The reach of the impacts of the tar sands extends far beyond the immediate area impacts of destruction of land that I saw, plumes of air pollution I smelled, and water pollution I witnessed on this trip.  After visiting the tar sands on the ground and flying over them, we flew north (downwind and downstream) and listened to stories from Ft. Chipewyan, Ft. Smith and other First Nation communities.  They told us about what the tar sands pollution and use of water are doing to the health of the people, land, animals, fish and water – they have been told not to drink the water anymore, to limit their fish intake, that even the animals they hunt may be contaminated.  It was shocking beyond words to be so far north in an area that seemed so far away from industrial development and not be able to trust the cleanliness of the environment.  I’ve often canoed in areas in Ontario that, although closer to communities and roads, are cleaner because there are no developments on the scale of the tar sands.

 

Peter Lehner into the Delta June 2010 credit David Hawkins.JPG

Entering the Peace-Athabasca Delta.

 

This trip allowed me to travel from source (tar sands) to victim (downstream communities and NRDC’s Peace-Athabasca Delta BioGem). Seeing and hearing the devastation caused by melting oil from the tar sands, brought me back to what is now needed more than ever: fuel efficiency and cleaner transportation solutions that do not depend on fossil fuels. When people go to fuel their cars, they should know the scope and scale of what it took to get that oil.

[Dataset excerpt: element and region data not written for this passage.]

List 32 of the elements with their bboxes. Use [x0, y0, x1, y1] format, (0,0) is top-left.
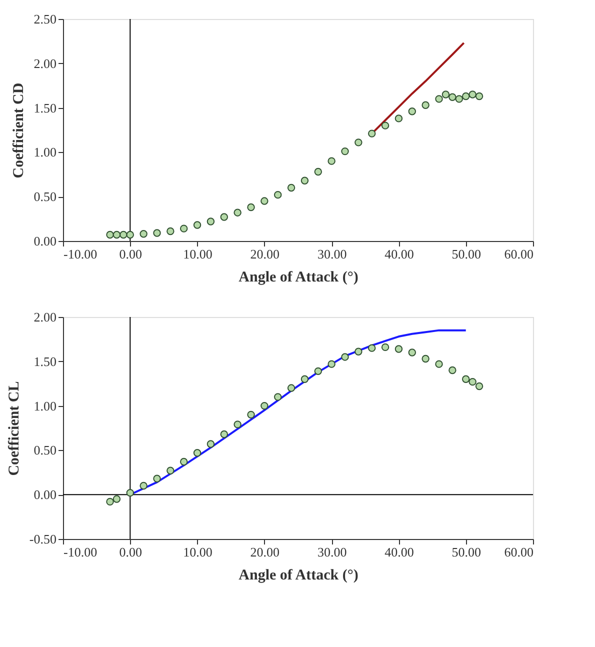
y-tick-label: 2.00: [34, 310, 56, 324]
y-tick-label: 0.50: [34, 442, 56, 458]
x-tick-label: 60.00: [504, 246, 534, 262]
y-tick-label: 0.50: [34, 189, 56, 204]
x-tick-label: 0.00: [119, 544, 142, 560]
y-tick-label: 0.00: [34, 487, 56, 502]
y-axis-title: Coefficient CL: [6, 381, 22, 476]
y-tick-label: 2.50: [34, 12, 56, 26]
x-tick-label: 10.00: [183, 246, 212, 262]
x-tick-label: -10.00: [64, 544, 98, 560]
x-tick-label: 60.00: [504, 544, 534, 560]
y-tick-label: 2.00: [34, 56, 56, 71]
x-tick-label: 50.00: [452, 544, 481, 560]
x-axis-title: Angle of Attack (°): [238, 568, 358, 584]
x-tick-label: 20.00: [250, 246, 280, 262]
y-axis-title: Coefficient CD: [10, 82, 27, 178]
y-tick-label: 1.00: [34, 398, 56, 414]
x-tick-label: -10.00: [64, 246, 98, 262]
x-tick-label: 30.00: [317, 246, 347, 262]
x-tick-label: 10.00: [183, 544, 212, 560]
y-tick-label: 0.00: [34, 234, 56, 248]
x-tick-label: 40.00: [384, 246, 414, 262]
y-tick-label: 1.50: [34, 354, 56, 369]
x-tick-label: 30.00: [317, 544, 347, 560]
y-tick-label: -0.50: [29, 532, 56, 546]
x-tick-label: 40.00: [384, 544, 414, 560]
x-tick-label: 50.00: [452, 246, 481, 262]
x-tick-label: 20.00: [250, 544, 280, 560]
y-tick-label: 1.50: [34, 100, 56, 116]
x-tick-label: 0.00: [119, 246, 142, 262]
x-axis-title: Angle of Attack (°): [238, 270, 358, 286]
y-tick-label: 1.00: [34, 144, 56, 160]
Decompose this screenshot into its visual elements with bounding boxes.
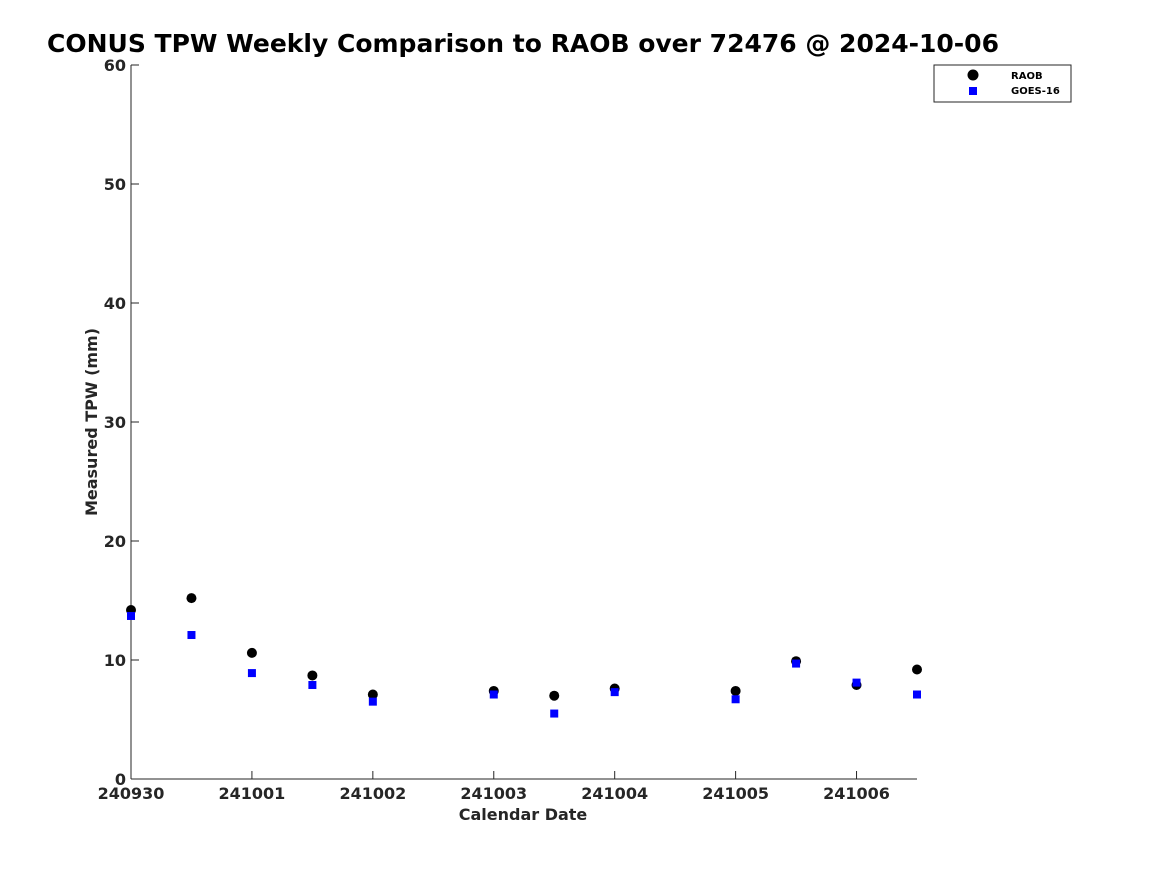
data-points [126,593,922,718]
raob-point [186,593,197,604]
legend-goes-marker [969,87,977,95]
x-axis-label: Calendar Date [459,805,588,824]
x-tick-label: 241005 [702,784,769,803]
raob-point [367,689,378,700]
raob-point [730,685,741,696]
y-tick-label: 40 [104,294,126,313]
x-tick-label: 241003 [460,784,527,803]
y-tick-label: 10 [104,651,126,670]
legend-raob-label: RAOB [1011,71,1043,82]
x-tick-label: 241001 [219,784,286,803]
goes-16-point [308,680,317,689]
goes-16-point [247,669,256,678]
goes-16-point [187,631,196,640]
x-tick-label: 240930 [98,784,165,803]
legend-raob-marker [967,69,979,81]
y-ticks: 0 10 20 30 40 50 60 [104,56,139,789]
legend-goes-label: GOES-16 [1011,86,1060,97]
goes-16-point [913,690,921,699]
x-tick-label: 241006 [823,784,890,803]
x-tick-label: 241004 [581,784,648,803]
goes-16-point [550,709,559,718]
y-tick-label: 60 [104,56,126,75]
y-tick-label: 30 [104,413,126,432]
raob-point [549,690,560,701]
raob-point [307,670,318,681]
x-tick-label: 241002 [339,784,406,803]
goes-16-point [731,695,740,704]
x-ticks: 240930 241001 241002 241003 241004 241005 2410… [98,771,890,803]
y-tick-label: 50 [104,175,126,194]
goes-16-point [127,611,135,620]
goes-16-point [368,697,377,706]
goes-16-point [792,659,801,668]
legend-box [933,64,1072,103]
goes-16-point [852,678,861,687]
raob-point [246,647,257,658]
chart-title: CONUS TPW Weekly Comparison to RAOB over… [47,29,999,58]
y-axis-label: Measured TPW (mm) [82,328,101,516]
y-tick-label: 0 [115,770,126,789]
raob-point [912,664,922,675]
goes-16-point [489,690,498,699]
legend: RAOB GOES-16 [933,64,1072,103]
goes-16-point [610,688,619,697]
y-tick-label: 20 [104,532,126,551]
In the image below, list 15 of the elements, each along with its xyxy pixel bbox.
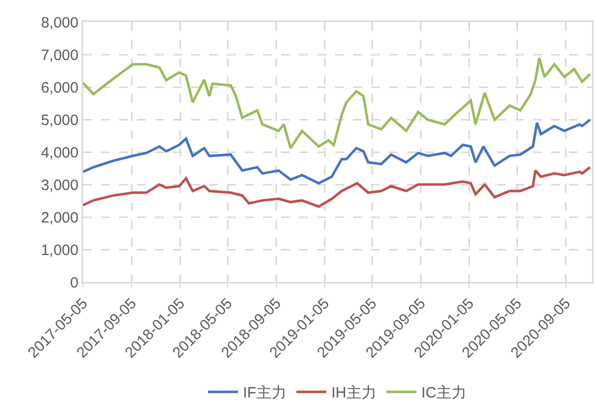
y-tick-label: 2,000	[40, 209, 78, 226]
line-series	[83, 118, 592, 184]
legend-label: IH主力	[331, 384, 376, 402]
y-tick-label: 4,000	[40, 144, 78, 162]
y-tick-label: 7,000	[40, 46, 78, 64]
y-tick-label: 1,000	[40, 242, 78, 259]
legend-label: IC主力	[421, 384, 466, 402]
y-tick-label: 5,000	[40, 112, 78, 129]
line-series	[83, 166, 592, 208]
y-tick-label: 8,000	[40, 14, 78, 32]
y-tick-label: 0	[70, 274, 78, 292]
line-series	[83, 56, 592, 150]
y-tick-label: 3,000	[40, 176, 78, 194]
legend-label: IF主力	[243, 384, 286, 402]
y-tick-label: 6,000	[40, 79, 78, 96]
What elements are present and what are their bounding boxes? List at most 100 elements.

Our first day in the tar sands, NRDC’s President Frances Beinecke was appointed to the BP Deepwater Horizon Oil Spill and Offshore Drilling Commission. We all already had the tragedy of the Gulf disaster in our minds, but this brought it more forcibly home: our dependence on oil has outstripped rational behavior and good oversight when it comes to fossil fuels. While viewing the tar sands, we had in our minds, the specter of offshore oil drilling in the Gulf, oil shale excavation in the U.S. Rockies, mountain-top removal for coal in Appalachia, and irresponsible gas flaring in the excavation of oil in Nigeria. All this suggests that so long as we play three card monte, shifting our use from one source of oil to another, we are using vastly more resources than our planet can support.  Is there any real answer but much greater efficiency and conservation?

Clearly, the answer is no.  The only chance for the boreal, for the First Nations, for the planet, for the Gulf is reducing the demand for oil.  And that can be done by more efficient vehicles, cleaner fuels, and redesigning our communities so we are not so car dependent.  More later on those solutions.